This article reviews how doctors classify and differentiate between different fatigue conditions, including ME/CFS, burnout, and an older condition called neurasthenia. The authors found that while these conditions share some symptoms, they have important differences—but there currently isn't enough research to clearly separate them. Depression often occurs alongside ME/CFS and burnout, making diagnosis more complicated.
Why It Matters
Understanding how ME/CFS differs from other fatigue conditions and depression is crucial for accurate diagnosis and appropriate treatment. This review highlights gaps in current knowledge that researchers need to address, which could improve diagnostic accuracy and help patients receive more targeted care.
Observed Findings
High comorbidity exists between depression and both CFS/ME and burnout syndrome
Significant symptom overlap exists among neurasthenia, CFS/ME, and burnout, complicating differential diagnosis
Each fatigue syndrome includes distinct symptoms that differentiate it from the others
Current classification systems lack sufficient empirical evidence to reliably distinguish between these conditions
Inferred Conclusions
Current diagnostic criteria and classification systems are inadequate for clearly differentiating fatigue syndromes from one another
Despite symptom overlap and high comorbidity with depression, CFS/ME, burnout, and neurasthenia possess unique clinical features warranting separate recognition
Substantial additional research is needed to establish evidence-based differentiation criteria
Remaining Questions
What specific biomarkers or objective tests could reliably differentiate ME/CFS from burnout and other fatigue syndromes?

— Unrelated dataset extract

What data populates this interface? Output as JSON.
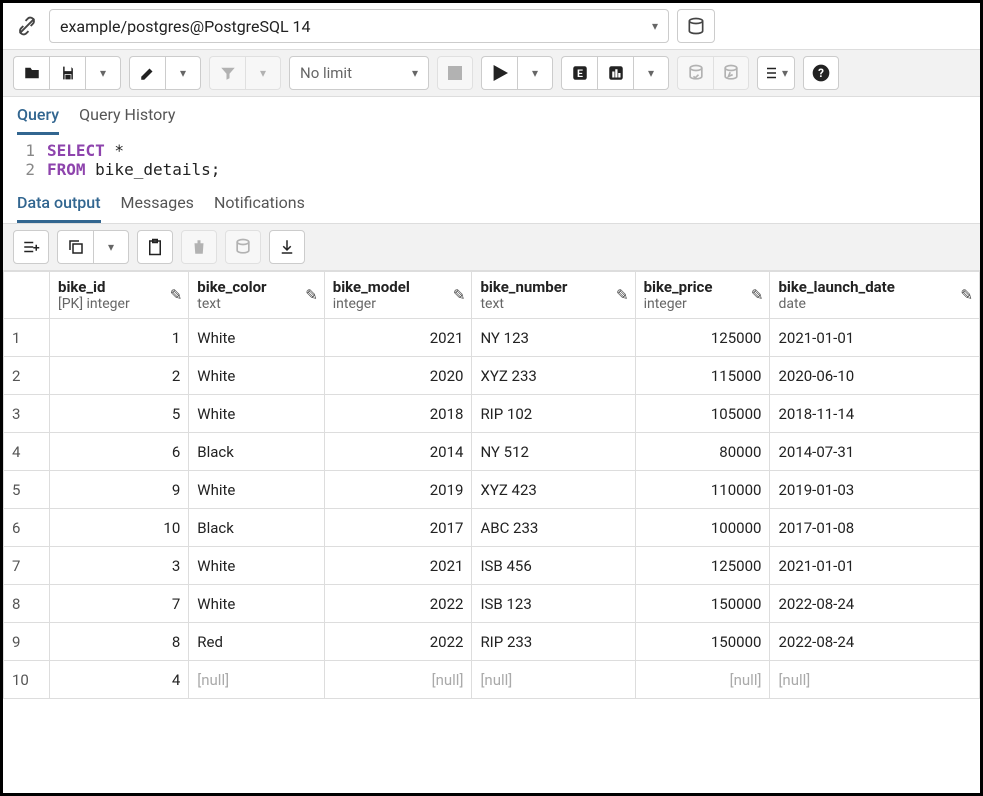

How should classification systems be modified to appropriately integrate CFS/ME, burnout, and other fatigue conditions while accounting for their distinct features?
What is the relationship between depression and these fatigue syndromes—does depression cause fatigue symptoms or result from the underlying disease process?
What This Study Does Not Prove
This review does not establish definitive diagnostic criteria that can reliably distinguish ME/CFS from burnout or depression in individual patients. It does not prove causative mechanisms for any fatigue syndrome, nor does it provide new empirical data—rather, it synthesizes existing literature and identifies where evidence is insufficient.